Introduction
Artémis est l'une des douze grandes divinités olympiennes, une figure complexe et ambivalente. Elle représente à la fois la vie donnée (accouchement) et la vie ôtée (chasse, mort subite). Vénérée comme la 'Maîtresse des animaux' (Potnia Theron), elle règne sur les espaces non domestiqués, les forêts, les montagnes et les confins sauvages. Son caractère est marqué par une indépendance absolue, un tempérament farouche et un engagement irrévocable envers la virginité qu'elle impose à son cortège de nymphes.
Origines
Artémis est née sur l'île flottante de Délos, avant son frère jumelle Apollon, selon l'Hymne homérique qui lui est consacré. Fille de Zeus et de la Titanide Léto, sa naissance fut rendue difficile par la jalousie d'Héra. Dès sa plus tendre enfance, elle aurait demandé à son père l'arc et les flèches, le chasseur, les montagnes, et la mission de veiller sur les accouchements.

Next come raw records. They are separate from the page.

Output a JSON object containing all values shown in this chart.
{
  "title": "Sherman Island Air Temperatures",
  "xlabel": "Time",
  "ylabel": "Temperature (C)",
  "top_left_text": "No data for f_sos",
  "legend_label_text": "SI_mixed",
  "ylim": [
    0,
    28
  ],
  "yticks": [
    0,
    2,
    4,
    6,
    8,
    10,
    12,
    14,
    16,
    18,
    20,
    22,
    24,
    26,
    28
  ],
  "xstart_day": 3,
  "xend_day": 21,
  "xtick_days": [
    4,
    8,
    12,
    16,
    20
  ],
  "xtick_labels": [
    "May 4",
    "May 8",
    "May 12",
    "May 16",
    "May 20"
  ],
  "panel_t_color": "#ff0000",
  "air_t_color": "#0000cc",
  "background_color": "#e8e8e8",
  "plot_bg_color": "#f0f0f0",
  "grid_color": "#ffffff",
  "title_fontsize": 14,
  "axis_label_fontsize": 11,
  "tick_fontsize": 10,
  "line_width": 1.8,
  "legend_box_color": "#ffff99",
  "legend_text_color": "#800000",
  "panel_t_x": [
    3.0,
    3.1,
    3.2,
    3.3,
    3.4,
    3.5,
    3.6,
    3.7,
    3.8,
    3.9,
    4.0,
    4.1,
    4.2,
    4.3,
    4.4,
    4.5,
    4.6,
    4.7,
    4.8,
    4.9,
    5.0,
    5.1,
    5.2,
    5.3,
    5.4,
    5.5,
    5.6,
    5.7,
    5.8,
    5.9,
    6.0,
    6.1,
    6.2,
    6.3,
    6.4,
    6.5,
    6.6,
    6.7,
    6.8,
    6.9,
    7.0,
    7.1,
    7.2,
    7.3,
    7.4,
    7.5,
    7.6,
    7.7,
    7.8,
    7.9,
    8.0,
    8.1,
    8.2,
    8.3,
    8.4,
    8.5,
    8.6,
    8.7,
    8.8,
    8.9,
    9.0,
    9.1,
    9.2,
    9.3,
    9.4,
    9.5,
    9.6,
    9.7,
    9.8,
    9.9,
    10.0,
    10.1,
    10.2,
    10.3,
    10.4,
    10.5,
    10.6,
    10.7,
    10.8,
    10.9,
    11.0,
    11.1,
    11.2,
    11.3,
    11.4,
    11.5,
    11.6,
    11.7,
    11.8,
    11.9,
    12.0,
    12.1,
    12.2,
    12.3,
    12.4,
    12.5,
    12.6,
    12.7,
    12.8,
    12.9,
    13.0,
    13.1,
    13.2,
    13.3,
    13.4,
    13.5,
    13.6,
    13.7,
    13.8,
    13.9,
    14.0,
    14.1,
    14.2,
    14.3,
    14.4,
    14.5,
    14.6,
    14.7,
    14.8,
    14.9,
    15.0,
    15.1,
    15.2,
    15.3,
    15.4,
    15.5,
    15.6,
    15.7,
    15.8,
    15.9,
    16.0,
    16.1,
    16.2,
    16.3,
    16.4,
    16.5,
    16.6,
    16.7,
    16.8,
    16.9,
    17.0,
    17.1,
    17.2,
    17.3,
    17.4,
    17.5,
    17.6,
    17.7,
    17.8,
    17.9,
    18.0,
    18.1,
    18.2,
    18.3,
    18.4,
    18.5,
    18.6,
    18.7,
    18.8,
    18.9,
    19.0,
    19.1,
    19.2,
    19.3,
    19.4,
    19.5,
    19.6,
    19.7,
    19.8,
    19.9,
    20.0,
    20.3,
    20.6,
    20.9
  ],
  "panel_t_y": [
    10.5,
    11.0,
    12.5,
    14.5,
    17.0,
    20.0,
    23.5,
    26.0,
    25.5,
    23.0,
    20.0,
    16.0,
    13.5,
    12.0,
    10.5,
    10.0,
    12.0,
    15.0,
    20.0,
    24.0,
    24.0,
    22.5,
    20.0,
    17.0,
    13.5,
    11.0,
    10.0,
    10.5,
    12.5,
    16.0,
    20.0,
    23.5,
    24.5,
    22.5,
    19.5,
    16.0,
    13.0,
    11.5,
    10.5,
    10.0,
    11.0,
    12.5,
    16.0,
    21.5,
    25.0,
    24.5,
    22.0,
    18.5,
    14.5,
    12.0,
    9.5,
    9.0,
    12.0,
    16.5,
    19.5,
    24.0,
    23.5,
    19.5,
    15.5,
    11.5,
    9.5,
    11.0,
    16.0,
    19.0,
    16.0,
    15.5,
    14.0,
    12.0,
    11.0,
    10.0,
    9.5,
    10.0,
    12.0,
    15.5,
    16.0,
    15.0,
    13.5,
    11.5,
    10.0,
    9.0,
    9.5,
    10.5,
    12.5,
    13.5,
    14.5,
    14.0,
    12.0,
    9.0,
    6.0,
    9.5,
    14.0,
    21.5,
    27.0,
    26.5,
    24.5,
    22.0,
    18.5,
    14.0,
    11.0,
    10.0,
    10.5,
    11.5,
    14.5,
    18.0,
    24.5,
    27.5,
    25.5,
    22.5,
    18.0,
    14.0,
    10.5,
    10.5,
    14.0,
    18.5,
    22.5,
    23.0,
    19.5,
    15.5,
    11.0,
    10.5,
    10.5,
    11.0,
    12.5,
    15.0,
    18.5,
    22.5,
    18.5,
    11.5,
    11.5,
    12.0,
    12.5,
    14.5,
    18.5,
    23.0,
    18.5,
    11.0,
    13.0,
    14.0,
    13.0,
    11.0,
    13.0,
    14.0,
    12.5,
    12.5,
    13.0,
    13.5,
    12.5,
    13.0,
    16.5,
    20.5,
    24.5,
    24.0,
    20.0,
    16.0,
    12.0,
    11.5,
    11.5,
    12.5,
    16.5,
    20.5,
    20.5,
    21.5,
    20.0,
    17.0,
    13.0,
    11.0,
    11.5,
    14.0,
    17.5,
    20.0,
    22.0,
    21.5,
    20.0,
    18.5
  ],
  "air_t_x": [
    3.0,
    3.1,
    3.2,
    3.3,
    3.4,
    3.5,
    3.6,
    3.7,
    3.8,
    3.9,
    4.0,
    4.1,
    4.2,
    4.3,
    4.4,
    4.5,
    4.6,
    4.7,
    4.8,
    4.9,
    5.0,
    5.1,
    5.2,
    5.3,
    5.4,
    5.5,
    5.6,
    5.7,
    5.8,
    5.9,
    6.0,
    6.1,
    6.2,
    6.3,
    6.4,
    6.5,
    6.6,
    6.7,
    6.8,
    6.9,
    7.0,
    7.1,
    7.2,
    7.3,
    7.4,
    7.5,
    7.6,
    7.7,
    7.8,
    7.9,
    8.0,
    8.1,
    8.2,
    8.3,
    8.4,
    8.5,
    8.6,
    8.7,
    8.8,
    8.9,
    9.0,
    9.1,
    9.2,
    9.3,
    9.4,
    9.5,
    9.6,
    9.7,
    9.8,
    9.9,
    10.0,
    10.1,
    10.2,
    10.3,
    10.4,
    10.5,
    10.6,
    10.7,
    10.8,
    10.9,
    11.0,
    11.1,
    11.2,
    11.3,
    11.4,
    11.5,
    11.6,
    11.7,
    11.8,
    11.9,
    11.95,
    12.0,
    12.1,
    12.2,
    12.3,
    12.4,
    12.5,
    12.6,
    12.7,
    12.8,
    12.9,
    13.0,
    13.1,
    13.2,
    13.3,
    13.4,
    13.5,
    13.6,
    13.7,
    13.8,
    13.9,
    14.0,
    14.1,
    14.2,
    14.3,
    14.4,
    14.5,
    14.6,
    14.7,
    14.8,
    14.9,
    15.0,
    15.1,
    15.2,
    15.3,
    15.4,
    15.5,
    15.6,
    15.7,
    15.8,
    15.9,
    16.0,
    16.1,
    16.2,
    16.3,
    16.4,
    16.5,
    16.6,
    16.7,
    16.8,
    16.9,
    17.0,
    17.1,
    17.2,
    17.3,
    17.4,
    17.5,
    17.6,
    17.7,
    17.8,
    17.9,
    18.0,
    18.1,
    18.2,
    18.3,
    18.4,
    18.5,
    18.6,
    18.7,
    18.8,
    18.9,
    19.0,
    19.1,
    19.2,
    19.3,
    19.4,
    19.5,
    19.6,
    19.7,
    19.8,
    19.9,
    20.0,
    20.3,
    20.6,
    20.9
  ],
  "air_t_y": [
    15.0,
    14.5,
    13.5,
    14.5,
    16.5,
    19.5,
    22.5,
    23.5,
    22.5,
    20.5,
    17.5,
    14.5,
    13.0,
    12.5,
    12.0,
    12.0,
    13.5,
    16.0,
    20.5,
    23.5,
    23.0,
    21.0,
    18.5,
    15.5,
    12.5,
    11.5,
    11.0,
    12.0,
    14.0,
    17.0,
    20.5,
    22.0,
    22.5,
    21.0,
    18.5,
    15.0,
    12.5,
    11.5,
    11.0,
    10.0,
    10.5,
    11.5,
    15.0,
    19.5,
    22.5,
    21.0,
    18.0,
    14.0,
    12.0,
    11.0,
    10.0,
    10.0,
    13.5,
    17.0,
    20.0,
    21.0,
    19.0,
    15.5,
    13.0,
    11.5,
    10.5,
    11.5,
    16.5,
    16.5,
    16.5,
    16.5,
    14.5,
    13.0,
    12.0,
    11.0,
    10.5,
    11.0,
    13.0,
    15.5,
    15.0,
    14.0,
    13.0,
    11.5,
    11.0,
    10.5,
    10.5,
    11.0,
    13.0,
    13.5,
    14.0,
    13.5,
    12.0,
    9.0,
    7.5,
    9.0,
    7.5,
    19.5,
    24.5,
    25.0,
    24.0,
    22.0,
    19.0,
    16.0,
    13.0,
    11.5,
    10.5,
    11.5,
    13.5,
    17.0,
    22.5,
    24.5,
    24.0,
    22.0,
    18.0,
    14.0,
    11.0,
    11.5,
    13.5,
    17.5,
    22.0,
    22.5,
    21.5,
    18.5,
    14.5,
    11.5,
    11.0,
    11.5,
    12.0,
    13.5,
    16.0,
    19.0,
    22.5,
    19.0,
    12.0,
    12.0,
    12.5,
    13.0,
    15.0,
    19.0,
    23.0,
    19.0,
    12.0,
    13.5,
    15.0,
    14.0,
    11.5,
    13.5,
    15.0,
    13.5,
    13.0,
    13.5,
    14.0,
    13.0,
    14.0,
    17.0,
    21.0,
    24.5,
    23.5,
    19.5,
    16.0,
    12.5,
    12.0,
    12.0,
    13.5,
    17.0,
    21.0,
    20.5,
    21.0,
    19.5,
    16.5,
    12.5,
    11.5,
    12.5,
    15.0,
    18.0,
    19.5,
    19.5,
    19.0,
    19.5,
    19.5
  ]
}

Ses origines pourraient remonter à une grande déesse mère de la nature et des animaux de l'époque préhellénique, peut-être d'origine anatolienne, dont le culte fut ensuite intégré au panthéon grec.
Attributs
Artémis est avant tout la déesse chasseresse, armée d'un arc en argent forgé par les Cyclopes, et de flèches qui apportent une mort douce et soudaine aux femmes, tout comme Apollon le fait pour les hommes. Elle est la protectrice des jeunes filles jusqu'au mariage et paradoxalement, la déesse de l'accouchement, qu'elle peut faciliter ou empêcher. En tant que déesse lunaire (Séléné étant une personnification plus ancienne, et Hécate associée à la lune noire), elle éclaire la nuit des chasseurs et des voyageurs. Sa colère est terrible et ses représailles implacables contre quiconque offense sa virginité, celle de ses suivantes, ou viole les sanctuaires de la nature.
Mythes
Parmi ses mythes les plus célèbres, on trouve la métamorphose d'Actéon, un chasseur qui l'ayant surprise nue au bain, fut transformé en cerf et déchiré par ses propres chiens. L'histoire de la nymphe Callisto, sa suivante séduite par Zeus, qu'Artémis transforma en ourse avant qu'elle ne devienne la constellation. Elle exigea le sacrifice d'Iphigénie, fille d'Agamemnon, pour délivrer la flotte grecque retenue à Aulis, mais la sauva in extremis en la remplaçant par une biche. Elle participa au gigantomachie et tua le géant Orion, selon certaines versions, soit par jalousie, soit accidentellement. Elle défendit farouchement l'honneur de sa mère Léto, tuant Niobé qui s'en vantait.
Culte
Son culte était très répandu, avec des sanctuaires souvent situés en dehors des villes, dans des lieux sauvages. Ses principaux centres étaient Éphèse (où son temple, l'Artémision, était l'une des Sept Merveilles du monde, la déesse y étant vénérée sous une forme plus archaïque et féconde), Brauron en Attique (où les jeunes filles accomplissaient des rites d'initiation, les 'arkteia', en jouant les oursonnes), et Délos, son lieu de naissance. Les rites impliquaient souvent des danses de jeunes filles, des offrandes de figurines animales, et des sacrifices. Les fêtes Artemisia étaient célébrées dans toute la Grèce.
Influence
Artémis a été assimilée par les Romains à Diane, dont le culte au lac de Nemi était célèbre. Elle demeure une icône puissante dans la culture moderne, symbolisant la féminité indépendante, sauvage et non domestiquée, la connexion à la nature et la force. Elle inspire les mouvements écologistes et féministes. Elle est une figure récurrente dans la littérature, les arts (de la sculpture antique aux peintures de la Renaissance comme 'Diane chasseresse' de l'École de Fontainebleau), les bandes dessinées, les jeux vidéo et les séries, souvent représentée comme une archère implacable et libre.